İdlib’de yaşanan kimyasal silahlı saldırıya değinen Bakan Çelik, “Bugünlerde İdlib’de olduğu gibi insanların kimyasal silahlarla öldürüldüğü bir tablo ile karşı karşıyayız. Esasında göz göre göre bu noktaya gelindi. İlk başta bu işler başladığında Esad için biz Türkiye olarak Esad’ın bir meşruiyeti kalmamıştır, bir katliam rejimi yönetiyor, bir katliam şebekesinin başıdır dediğimizde herkes tuttu Esad’dan sonra Esad giderse kim gelir, veya oraya DEAŞ mi yerleşir gibi bir takım bahaneler ürettiler. Olaylar ilerledikçe Esad oralara hem DEAŞ’ı hem de PYD’yi yerleştirdi.
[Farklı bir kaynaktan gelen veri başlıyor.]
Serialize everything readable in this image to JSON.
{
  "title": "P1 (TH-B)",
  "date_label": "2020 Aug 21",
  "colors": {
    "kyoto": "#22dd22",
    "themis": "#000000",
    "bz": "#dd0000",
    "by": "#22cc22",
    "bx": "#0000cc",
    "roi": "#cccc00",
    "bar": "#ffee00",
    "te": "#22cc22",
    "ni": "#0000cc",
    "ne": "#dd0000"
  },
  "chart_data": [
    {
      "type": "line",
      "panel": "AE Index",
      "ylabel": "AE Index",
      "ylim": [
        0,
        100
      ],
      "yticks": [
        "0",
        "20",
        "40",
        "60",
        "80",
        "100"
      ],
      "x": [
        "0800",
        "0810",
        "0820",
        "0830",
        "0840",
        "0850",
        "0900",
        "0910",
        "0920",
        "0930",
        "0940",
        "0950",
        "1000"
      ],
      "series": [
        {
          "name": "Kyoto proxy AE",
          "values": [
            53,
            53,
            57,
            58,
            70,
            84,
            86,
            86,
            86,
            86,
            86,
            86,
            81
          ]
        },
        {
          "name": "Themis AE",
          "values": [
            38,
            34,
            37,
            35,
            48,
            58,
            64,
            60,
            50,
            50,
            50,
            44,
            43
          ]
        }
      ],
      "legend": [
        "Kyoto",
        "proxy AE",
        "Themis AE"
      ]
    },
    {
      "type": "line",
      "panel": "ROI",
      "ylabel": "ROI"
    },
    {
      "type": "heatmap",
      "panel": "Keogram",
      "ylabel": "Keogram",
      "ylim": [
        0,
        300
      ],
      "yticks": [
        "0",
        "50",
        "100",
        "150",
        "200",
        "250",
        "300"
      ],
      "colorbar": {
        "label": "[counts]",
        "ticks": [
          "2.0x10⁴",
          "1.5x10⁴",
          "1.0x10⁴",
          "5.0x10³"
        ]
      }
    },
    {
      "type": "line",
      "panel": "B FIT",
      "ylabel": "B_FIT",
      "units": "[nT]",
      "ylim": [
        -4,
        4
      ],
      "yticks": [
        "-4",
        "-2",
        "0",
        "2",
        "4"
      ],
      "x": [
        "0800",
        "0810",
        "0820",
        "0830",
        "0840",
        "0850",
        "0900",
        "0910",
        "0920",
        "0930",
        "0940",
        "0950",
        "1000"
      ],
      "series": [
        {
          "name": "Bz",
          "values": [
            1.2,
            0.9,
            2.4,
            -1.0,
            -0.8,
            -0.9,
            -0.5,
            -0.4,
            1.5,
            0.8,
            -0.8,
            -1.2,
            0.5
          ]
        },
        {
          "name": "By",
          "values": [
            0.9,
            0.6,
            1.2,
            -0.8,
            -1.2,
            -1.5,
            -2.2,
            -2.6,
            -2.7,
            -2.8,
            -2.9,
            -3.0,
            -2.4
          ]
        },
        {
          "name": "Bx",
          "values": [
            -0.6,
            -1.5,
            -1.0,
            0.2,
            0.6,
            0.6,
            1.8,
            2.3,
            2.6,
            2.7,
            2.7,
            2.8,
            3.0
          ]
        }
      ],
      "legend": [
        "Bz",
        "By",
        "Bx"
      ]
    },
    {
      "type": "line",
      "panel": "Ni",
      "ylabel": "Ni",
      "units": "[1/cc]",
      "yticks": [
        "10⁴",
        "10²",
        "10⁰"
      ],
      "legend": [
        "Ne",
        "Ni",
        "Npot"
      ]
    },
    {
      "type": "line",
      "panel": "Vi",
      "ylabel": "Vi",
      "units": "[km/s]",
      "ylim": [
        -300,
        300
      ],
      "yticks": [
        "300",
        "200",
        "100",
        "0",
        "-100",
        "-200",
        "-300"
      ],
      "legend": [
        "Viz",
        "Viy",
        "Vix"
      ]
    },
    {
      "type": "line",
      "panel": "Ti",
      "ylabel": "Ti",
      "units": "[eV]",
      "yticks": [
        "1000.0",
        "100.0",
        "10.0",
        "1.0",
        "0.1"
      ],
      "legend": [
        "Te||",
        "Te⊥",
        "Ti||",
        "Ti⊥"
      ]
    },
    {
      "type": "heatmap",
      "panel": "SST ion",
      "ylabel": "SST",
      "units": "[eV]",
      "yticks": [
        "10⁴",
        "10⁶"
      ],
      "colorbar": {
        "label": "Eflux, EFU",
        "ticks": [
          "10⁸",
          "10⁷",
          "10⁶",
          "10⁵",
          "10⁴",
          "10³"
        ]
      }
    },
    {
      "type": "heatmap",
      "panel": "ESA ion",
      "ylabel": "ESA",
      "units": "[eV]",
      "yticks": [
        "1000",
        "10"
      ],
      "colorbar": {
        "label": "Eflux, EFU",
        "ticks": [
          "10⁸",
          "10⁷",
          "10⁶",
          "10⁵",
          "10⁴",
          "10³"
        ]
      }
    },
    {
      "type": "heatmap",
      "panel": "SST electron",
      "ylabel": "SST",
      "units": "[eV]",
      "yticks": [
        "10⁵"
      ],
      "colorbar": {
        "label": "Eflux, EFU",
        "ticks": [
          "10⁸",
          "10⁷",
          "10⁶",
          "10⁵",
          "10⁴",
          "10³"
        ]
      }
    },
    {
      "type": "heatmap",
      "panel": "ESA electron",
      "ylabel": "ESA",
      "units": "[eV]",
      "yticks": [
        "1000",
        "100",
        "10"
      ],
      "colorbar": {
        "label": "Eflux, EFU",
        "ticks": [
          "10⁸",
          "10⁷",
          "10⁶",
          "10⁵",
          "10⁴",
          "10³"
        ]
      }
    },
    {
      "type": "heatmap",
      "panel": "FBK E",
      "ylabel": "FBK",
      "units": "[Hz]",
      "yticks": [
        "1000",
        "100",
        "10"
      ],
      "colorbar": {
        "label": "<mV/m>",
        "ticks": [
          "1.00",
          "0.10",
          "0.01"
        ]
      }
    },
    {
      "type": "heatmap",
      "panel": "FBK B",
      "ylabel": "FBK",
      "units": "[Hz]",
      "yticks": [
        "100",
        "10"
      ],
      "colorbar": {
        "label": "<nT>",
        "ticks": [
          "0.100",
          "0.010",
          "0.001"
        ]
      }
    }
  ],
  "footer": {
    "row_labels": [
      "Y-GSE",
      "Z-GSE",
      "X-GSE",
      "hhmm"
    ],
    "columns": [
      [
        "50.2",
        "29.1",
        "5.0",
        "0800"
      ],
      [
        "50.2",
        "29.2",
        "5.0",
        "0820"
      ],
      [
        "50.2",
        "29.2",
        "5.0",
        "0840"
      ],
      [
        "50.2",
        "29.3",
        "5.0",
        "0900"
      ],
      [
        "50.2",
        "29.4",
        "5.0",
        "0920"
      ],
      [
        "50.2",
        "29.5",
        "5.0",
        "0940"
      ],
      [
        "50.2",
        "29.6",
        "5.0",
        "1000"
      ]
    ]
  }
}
Esad’ın görevde kalma süresinin uzaması ve PYD terör örgütünün oradaki başka halklara kendisinden olmayan Türklere zulmetmesi Esad’ın çeşitli yerlerde PYD’yi kullanmasına, çeşitli yerlerde DEAŞ’i kullanarak kendisine güvenli bir hava oluşturmasına tanıklık edildi. Denildi ki o zaman Esad hava kuvvetlerini kullanırsa bu bizim kırmızı çizgimizdir. Kırmızı çizgi defalarca ihlal edildi Esad tarafından kendi hava kuvvetlerini kullanarak insanları öldürdü.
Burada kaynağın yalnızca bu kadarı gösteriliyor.